Hey Wes, Remember This One?


The new Carnival of Education is up; click HERE and go check it out.

In a couple of weeks, I will have been blogging for three years, and something is happening: When I remember something from the past that might be bloggable, I have to stop and think whether or not I might have already blogged it. Since I post almost daily, it’s getting harder and harder to search my archives to find out.

Oh, I know, there’s that ‘search’ thing at the top of all blogger blogs, but it never works for me.

Therefore, if you’ve heard this one before, just bear with me. I’m an old lady and we have memory lapses.

I think. I really don’t remember.

Over on BlogHer they’re saying that the Equal Rights Amendment is in the news again. Shades of the past!!!!!

I should have saved all my ERA NOW t-shirts. Of course, they were all size S and M, but I could sew them all together and come out with one that fit me now. Moot point.
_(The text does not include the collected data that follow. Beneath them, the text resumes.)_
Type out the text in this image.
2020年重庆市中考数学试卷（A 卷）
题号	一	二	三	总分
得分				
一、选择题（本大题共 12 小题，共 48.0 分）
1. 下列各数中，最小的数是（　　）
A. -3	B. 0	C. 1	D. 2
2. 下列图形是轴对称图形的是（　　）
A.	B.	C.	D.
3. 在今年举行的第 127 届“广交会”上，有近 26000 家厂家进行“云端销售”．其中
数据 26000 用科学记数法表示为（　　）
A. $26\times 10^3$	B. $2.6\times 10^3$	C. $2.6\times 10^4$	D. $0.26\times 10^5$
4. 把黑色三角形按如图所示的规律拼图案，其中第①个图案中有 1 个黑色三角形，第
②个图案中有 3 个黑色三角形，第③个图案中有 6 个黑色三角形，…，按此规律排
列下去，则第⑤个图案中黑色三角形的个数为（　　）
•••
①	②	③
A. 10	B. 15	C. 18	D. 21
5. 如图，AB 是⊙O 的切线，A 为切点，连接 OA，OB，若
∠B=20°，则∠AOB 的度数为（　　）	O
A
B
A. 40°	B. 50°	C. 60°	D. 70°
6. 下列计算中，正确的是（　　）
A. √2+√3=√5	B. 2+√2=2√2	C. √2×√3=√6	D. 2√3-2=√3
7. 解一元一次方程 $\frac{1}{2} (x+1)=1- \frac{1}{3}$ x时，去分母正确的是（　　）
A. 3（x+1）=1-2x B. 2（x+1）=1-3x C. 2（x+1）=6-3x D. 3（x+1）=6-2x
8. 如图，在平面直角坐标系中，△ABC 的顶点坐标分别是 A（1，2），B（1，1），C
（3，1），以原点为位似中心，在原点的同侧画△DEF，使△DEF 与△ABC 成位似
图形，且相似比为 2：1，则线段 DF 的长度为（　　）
Back in the seventies, the ERA was a big deal. I understood why, yet I never understood why.

You see, in the Fascinating World of Grammar, masculine pronouns are also generic pronouns; in other words, “he, him, his, himself” can refer to either sex, or both at once, and the word “man” can mean simply “human.”

Knowing this, the wording of certain documents such as the Constitution and the Declaration of Independence and others, has never bothered me.
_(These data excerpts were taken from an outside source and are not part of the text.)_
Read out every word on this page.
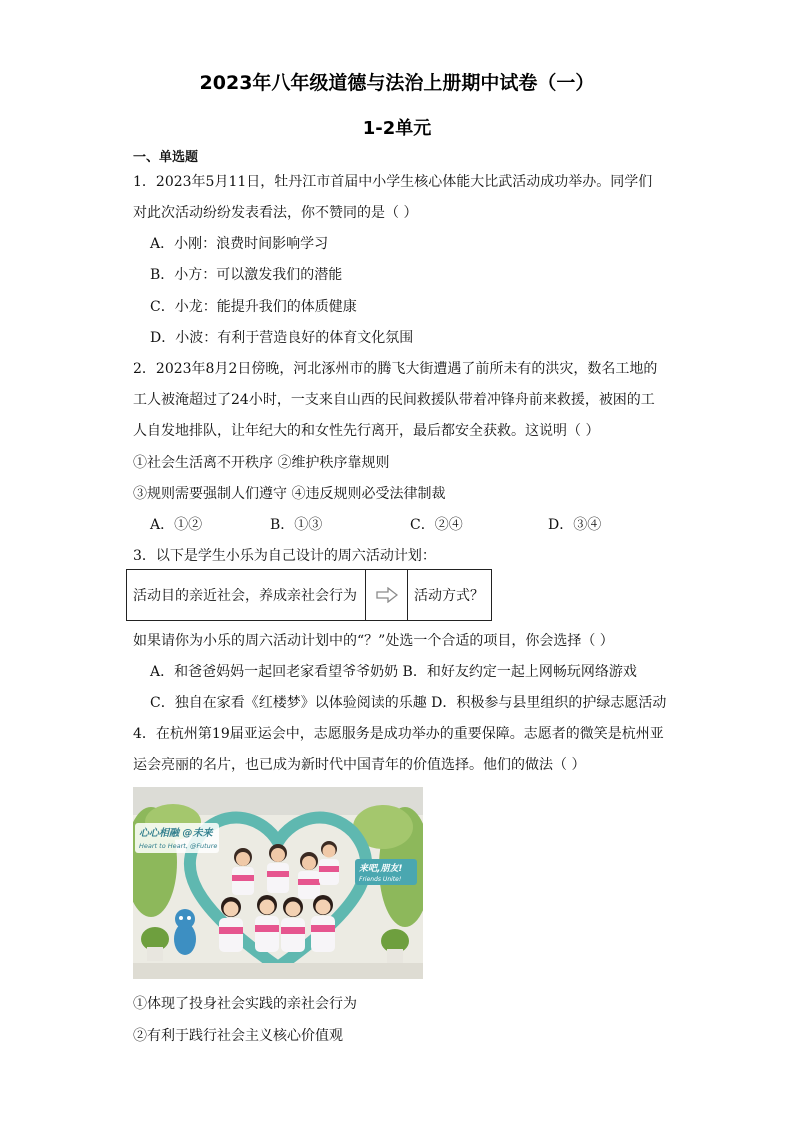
2023年八年级道德与法治上册期中试卷（一）
1-2单元
一、单选题
1．2023年5月11日，牡丹江市首届中小学生核心体能大比武活动成功举办。同学们
对此次活动纷纷发表看法，你不赞同的是（ ）
A．小刚：浪费时间影响学习
B．小方：可以激发我们的潜能
C．小龙：能提升我们的体质健康
D．小波：有利于营造良好的体育文化氛围
2．2023年8月2日傍晚，河北涿州市的腾飞大街遭遇了前所未有的洪灾，数名工地的
工人被淹超过了24小时，一支来自山西的民间救援队带着冲锋舟前来救援，被困的工
人自发地排队，让年纪大的和女性先行离开，最后都安全获救。这说明（ ）
①社会生活离不开秩序 ②维护秩序靠规则
③规则需要强制人们遵守 ④违反规则必受法律制裁
A．①②	B．①③	C．②④	D．③④
3．以下是学生小乐为自己设计的周六活动计划：
活动目的亲近社会，养成亲社会行为	活动方式？
如果请你为小乐的周六活动计划中的“？”处选一个合适的项目，你会选择（ ）
A．和爸爸妈妈一起回老家看望爷爷奶奶 B．和好友约定一起上网畅玩网络游戏
C．独自在家看《红楼梦》以体验阅读的乐趣 D．积极参与县里组织的护绿志愿活动
4．在杭州第19届亚运会中，志愿服务是成功举办的重要保障。志愿者的微笑是杭州亚
运会亮丽的名片，也已成为新时代中国青年的价值选择。他们的做法（ ）
心心相融 @未来
Heart to Heart, @Future
来吧,朋友!
Friends Unite!
①体现了投身社会实践的亲社会行为
②有利于践行社会主义核心价值观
It is the people who didn’t pay attention in 5th grade English class who don’t ‘get’ it.

In other words, when I read the words “. . . all men are created equal. . . .” I’m not offended because I know that the word “men” includes both sexes, legally speaking.

I’m all for equal rights, and equality of opportunity, but I am also smart enough to know that there is no way under the sun that all men will ever be absolutely ‘equal.’ Nor should they be.

I’ve read “Harrison Bergeron.” Is that what people want? I think not. Then why are so many people trying to lead us in that direction? It’s not going to work. It’s wrong.

No, there will always be those who are smarter, better looking, more talented, nicer, meaner, uglier, stupider, more graceful, less graceful. . . . in other words, “more” anything than someone else.

I do not believe in handicapping, not for sports, not for anything. How condescending. “You poor thing, we’re giving you 200 points to start because everybody and their brother know you haven’t got a snowball’s chance in hell of winning unless we spot you.”

Back off, oh condescending one. I’ll do this on my own or not at all. It’s not a real victory if you’re ‘spotted’ from the beginning. Oh sure, someone might “win,” but not really, and everybody knows it. What a joke.

A woman on the football team? Hell yeah, IF she can play really, really well, in fact, better than the others who are also trying out for the team. Nobody gets a spot unless they can really do it.

A woman on the job? Hell yeah, IF she can do the job entirely on her own, without being ‘spotted’ in order to get it done.

And those two paragraphs up there? The same applies to any man who wants to play or work or whatever.

In other words, gender doesn’t matter. It’s whether or not the person can perform. Who cares what gender the person is? If they want to go for it, let them go for it. And let the ones who can actually do it, get it.

If a person can’t, the person doesn’t deserve the spot. Yoda was right. “Do, or do not. There is no ‘try.'”

The ERA is a redundant issue for people who paid attention in fifth grade, but if it makes someone feel more comfortable having more gender-specific pronouns on the books, then so be it.

In this town, there were two old women who did not pay attention when they were in the fifth grade. Back in the seventies, they were greatly opposed to the ERA. Their hobby was writing letters to the editor. Really, really stupid letters. People looked forward to their letters. People cut their letters out and pasted them in scrapbooks and laughed over them in casual conversation. People subscribed to our incredibly lame newspaper just to get these two women’s letters.

One of my favorite letters was about what would surely happen in the military if the ERA were passed. There were people in this town who believed it. Sad, huh. Sadder still, these people probably still believe it.

The gist of the letter was this: If the ERA is passed, then our daughters, as well as our sons, will be drafted. And if our daughters are drafted, they will have to share sleeping quarters with the men. And if our daughters share sleeping quarters with the men, they will have to shower with the men. And if our daughters shower with the men. . . . .

. . . .they might get hit in the ass with a rolled-up towel.

That’s right, friends. If the ERA is passed, the price of towels will go up because of all those army men rolling them up to hit your daughters with them, in the shower. On one of their private parts.

Army. Private. I crack myself up sometimes.

So beware. Encourage your children to pay attention in fifth grade grammar class. It might behoove some of you to take a little peek into the pronoun chapter yourselves.

I do buy ERA detergent sometimes, but only if it’s on sale.